Does a pre-op MRI change surgical decision-making?


Data presented last week at the annual meeting of the American Roentgen Ray Society suggest that preoperative, endorectal magnetic resonance imaging (eMRI) of the prostate may help urologic surgeons to make decisions about whether to carry out nerve-sparing or non-nerve-sparing surgery in patients with prostate cancer.

Historically, surgeons would decide during an open radical prostatectomy whether to conduct a “nerve-sparing” procedure by sparing one or both of a patient’s neurovascular bundles (NVBs). In making this decision they would largely rely on “haptic feedback” — i.e., what the tissues “felt like.” (The NVBs control a man’s erectile function and also have significant impact on post-surgical continence.)

With the development of robot-assisted laparoscopic prostatectomy (RALP), and the fact that RALP is now the most common surgical technique for the treatment of localized prostate cancers, some surgeons feel that it is more difficult to make the decision whether to spare one or both NVBs during RALP than it was during an open surgical procedure.

McClure et al. therefore wanted to investigate whether preoperative eMRI data changed surgical decisions about the type of operation necessary for each individual patient. Their study was based on data from 104 patients who were initially scheduled to have RALP for the treatment of localized prostate cancer. All patients were scheduled for treatment by a single surgeon.

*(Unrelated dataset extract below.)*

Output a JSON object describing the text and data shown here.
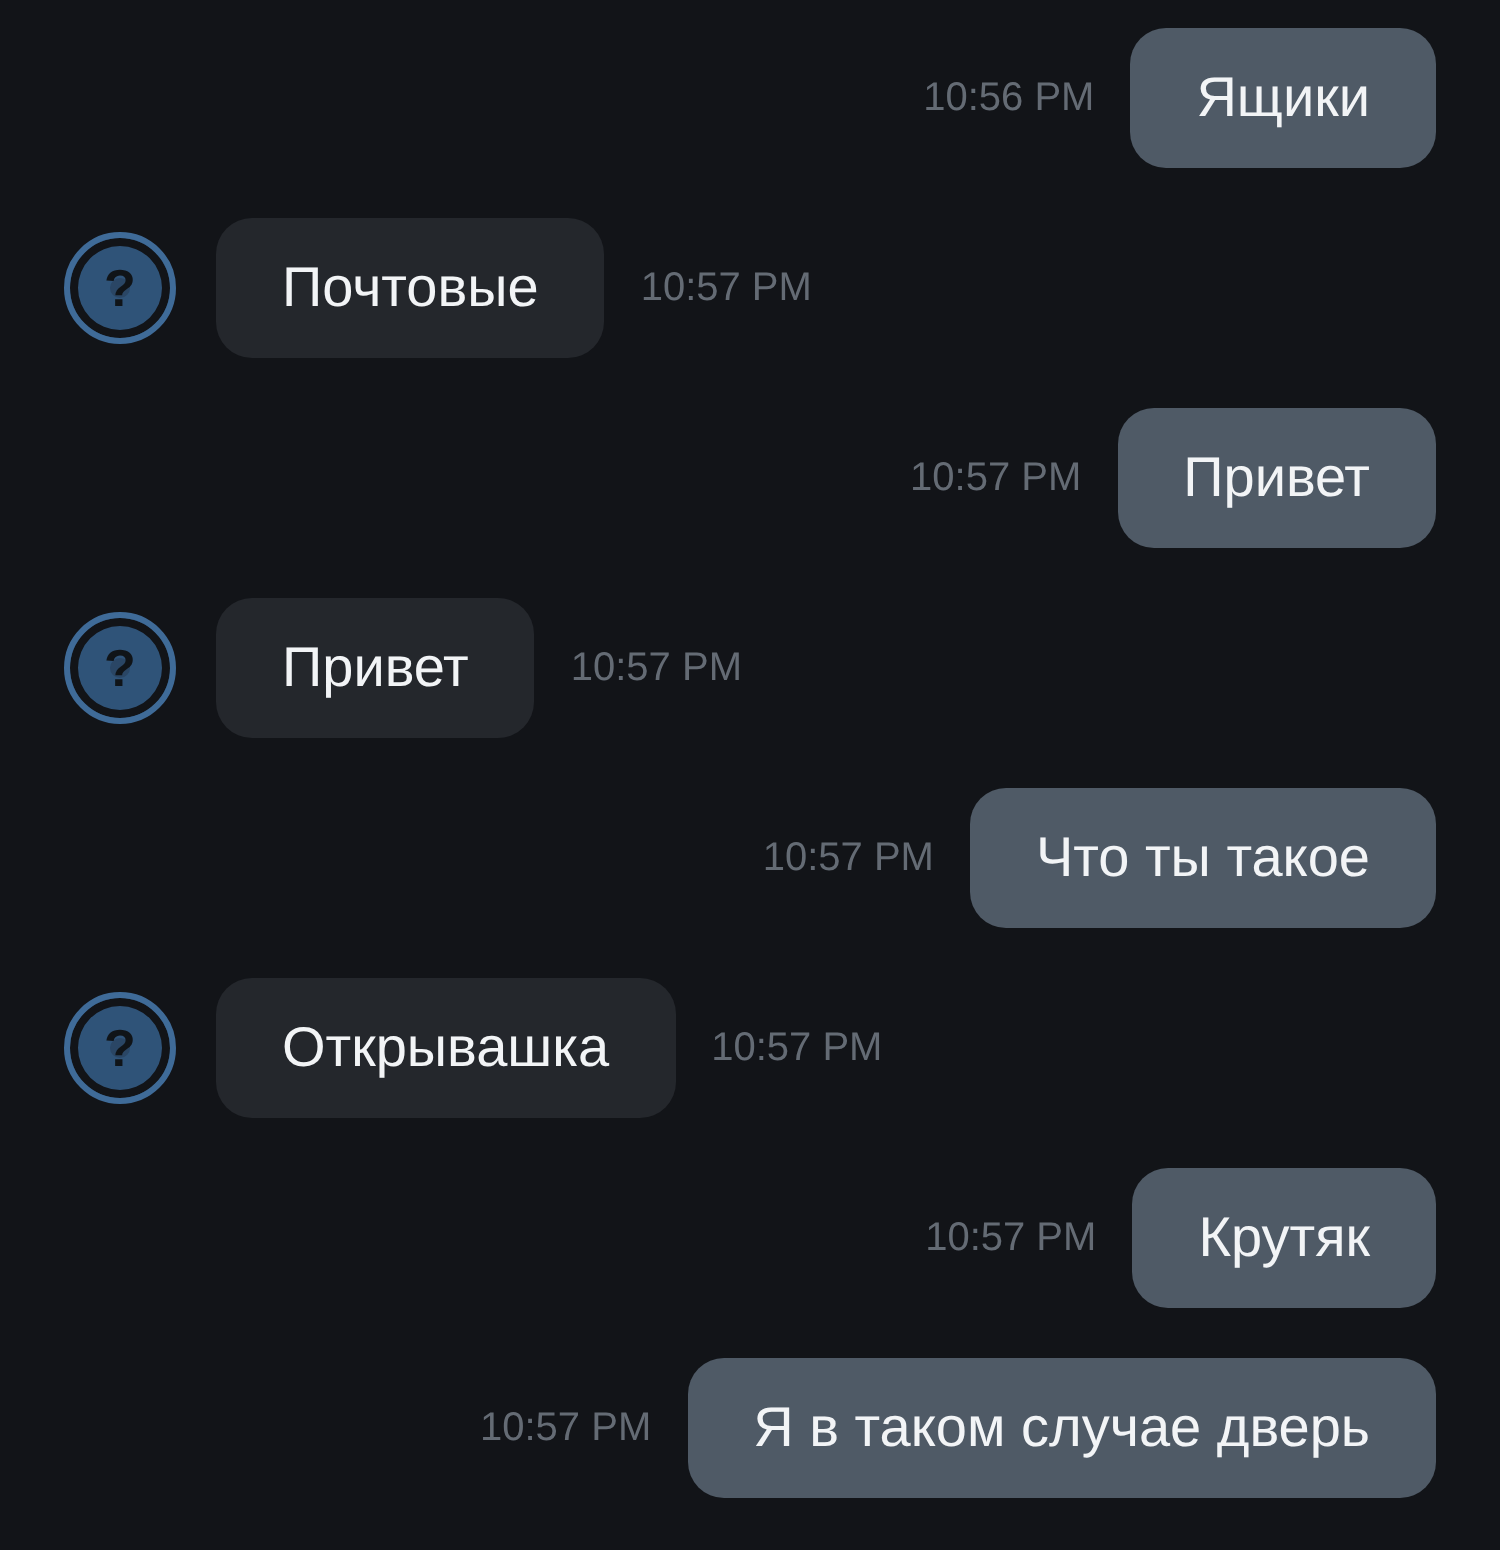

The results of this study were as follows:

  • 29/104 patients originally scheduled for a RALP had their procedure changed after eMRI data were reviewed by the surgeon.
  • Of the 29 patients for whom the treatment plan was changed
    • 17 (58.6 percent) were changed from non-nerve-sparing to nerve-sparing surgery
    • 12 (41.3 percent) were changed from nerve-sparing to non-nerve sparing surgery.
  • After surgery, 7/104 patients (6.7 percent) were found to have positive surgical margins.
    • 6/7 patients with positive surgical margins (87 percent) were patients with MRI data that had not led to any change in their treatment plan (and who therefore received the originally planned nerve-sparing operation).
    • 1/7 patients with positive surgical margins (13 percent) was a patient with MRI data that had led to a change in his treatment — from non-nerve-sparing to nerve-sparing.
    • There were no cases of positive surgical margins in the patients who were given a non-nerve-sparing procedure.

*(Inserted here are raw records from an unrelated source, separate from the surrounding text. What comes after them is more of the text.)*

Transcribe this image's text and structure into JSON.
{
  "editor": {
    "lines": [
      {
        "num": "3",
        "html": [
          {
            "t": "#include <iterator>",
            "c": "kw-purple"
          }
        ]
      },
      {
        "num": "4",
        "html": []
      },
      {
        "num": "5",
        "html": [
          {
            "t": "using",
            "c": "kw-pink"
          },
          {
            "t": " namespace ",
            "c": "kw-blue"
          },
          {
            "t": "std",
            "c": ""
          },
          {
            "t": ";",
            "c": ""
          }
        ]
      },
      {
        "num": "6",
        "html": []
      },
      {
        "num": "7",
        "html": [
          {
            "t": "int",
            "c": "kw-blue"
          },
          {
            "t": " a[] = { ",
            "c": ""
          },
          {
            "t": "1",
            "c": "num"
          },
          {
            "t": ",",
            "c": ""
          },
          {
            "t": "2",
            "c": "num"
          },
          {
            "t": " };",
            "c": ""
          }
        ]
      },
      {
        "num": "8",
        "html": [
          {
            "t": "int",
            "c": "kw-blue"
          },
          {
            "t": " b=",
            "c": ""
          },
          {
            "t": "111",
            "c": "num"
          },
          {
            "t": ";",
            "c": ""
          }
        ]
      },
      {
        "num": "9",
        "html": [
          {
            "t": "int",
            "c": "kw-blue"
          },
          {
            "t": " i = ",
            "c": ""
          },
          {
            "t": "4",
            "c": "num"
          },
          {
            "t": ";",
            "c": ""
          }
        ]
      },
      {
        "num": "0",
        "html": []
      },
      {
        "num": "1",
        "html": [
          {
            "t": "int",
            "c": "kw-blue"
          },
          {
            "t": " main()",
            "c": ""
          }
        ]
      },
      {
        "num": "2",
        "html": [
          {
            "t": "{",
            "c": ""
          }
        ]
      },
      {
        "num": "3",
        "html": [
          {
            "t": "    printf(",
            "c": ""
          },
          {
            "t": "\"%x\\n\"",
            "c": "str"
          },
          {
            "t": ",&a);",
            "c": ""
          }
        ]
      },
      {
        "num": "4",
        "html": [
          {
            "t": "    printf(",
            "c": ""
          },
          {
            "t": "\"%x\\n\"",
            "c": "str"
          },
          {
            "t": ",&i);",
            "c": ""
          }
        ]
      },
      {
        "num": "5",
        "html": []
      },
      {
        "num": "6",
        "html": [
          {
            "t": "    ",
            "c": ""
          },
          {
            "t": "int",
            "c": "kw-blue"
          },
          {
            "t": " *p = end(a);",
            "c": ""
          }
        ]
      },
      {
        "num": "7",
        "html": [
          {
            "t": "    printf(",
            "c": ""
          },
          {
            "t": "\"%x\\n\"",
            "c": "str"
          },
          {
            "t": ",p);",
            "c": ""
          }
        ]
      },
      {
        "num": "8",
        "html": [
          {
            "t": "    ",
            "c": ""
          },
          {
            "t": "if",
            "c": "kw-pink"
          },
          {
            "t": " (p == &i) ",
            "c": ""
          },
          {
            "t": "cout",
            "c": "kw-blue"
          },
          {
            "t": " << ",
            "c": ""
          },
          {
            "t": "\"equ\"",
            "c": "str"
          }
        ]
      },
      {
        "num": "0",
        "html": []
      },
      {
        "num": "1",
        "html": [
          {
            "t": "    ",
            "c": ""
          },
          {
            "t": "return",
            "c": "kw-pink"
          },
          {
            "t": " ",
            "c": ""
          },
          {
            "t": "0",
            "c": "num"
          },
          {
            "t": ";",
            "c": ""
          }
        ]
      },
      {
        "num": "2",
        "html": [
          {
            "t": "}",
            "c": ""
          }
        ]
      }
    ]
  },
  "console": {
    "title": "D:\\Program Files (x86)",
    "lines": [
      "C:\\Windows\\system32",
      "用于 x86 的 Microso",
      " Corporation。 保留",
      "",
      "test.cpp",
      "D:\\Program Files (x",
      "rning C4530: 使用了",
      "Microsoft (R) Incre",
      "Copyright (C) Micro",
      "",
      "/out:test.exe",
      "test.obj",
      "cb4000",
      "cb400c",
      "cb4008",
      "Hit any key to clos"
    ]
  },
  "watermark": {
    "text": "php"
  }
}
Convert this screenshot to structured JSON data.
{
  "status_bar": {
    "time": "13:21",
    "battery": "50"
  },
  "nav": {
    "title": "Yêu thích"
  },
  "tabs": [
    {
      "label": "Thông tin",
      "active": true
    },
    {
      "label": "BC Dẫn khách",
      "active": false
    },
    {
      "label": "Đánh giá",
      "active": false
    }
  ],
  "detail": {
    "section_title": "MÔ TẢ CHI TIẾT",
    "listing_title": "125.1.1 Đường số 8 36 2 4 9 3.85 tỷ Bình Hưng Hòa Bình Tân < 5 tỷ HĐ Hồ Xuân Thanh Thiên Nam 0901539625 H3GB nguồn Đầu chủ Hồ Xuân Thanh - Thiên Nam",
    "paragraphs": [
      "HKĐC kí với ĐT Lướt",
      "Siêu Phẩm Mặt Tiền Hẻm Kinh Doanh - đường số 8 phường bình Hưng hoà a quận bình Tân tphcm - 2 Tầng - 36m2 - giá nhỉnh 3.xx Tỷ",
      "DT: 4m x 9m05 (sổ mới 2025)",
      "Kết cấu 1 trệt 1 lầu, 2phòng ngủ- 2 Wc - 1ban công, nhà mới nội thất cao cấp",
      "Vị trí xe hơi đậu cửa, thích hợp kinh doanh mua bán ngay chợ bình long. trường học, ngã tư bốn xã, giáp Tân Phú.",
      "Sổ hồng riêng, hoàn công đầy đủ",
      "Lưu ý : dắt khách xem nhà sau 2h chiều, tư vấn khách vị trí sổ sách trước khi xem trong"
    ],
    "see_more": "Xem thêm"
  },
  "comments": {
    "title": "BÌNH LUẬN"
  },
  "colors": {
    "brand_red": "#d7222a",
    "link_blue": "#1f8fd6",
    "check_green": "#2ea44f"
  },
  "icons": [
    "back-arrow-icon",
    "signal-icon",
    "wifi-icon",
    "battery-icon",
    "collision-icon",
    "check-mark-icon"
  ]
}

McClure et al. conclude that a preoperative prostatic eMRI helps the robotic surgeon to optimize nerve-sparing technique without compromising oncologic outcomes in patients receiving a RALP for localized prostate cancer.

The study data available at the present time do not differentiate between patients who had one or both NVBs spared, nor do we have access to the pre- or post-operative clinical stages, Gleason scores, and PSA data for these patients. (We had access only to the abstract of the presentation.)

It is worth noting that this study used 1.5 T MRI and included T2-weighted, diffusion-weighted, dynamic contrast-enhanced imaging, and magnetic contrast spectroscopy. We would assume that 3 T MRI (or higher) would potentially improve the ability to determine who needed non-nerve-sparing surgery. However, the fly in the ointment is that there is no absolute consensus on the clinical significance of positive surgical margins. Obviously, what is of critical importance in avoiding positive surgical margins is the risk of leaving behind prostatic cancer cells that are likely to grow and subsequently metastasize. The hard question for any surgeon is going to be what you say to a patient who is begging you to leave his NVBs intact when you think there is only a very small risk for a positive surgical margin which may be of no real clinical significance.

It would certainly seem that we are moving toward a time when every radical prostatectomy patient should probably receive eMRI prior to surgery as part of a concerted strategy to improve clinical and oncologic outcomes. It is also clear from this study that the surgical treatment of about 25 percent of patients may need to be modified based on eMRI data. The “New” Prostate Cancer InfoLink would like to see at least one large study that confirmed the data presented by McClure et al., but these data do present a strong initial argument in favor of preoperative eMRI — at least for patients undergoing RALP.

One Response

  1. It’s encouraging to see these preliminary results. Hopefully we will see a movement away from routine CT and bone scanning that do little or no good for low-risk patients (per AUA PSA Best Practices Statement of 2009) toward effective imaging that has a real impact on outcome.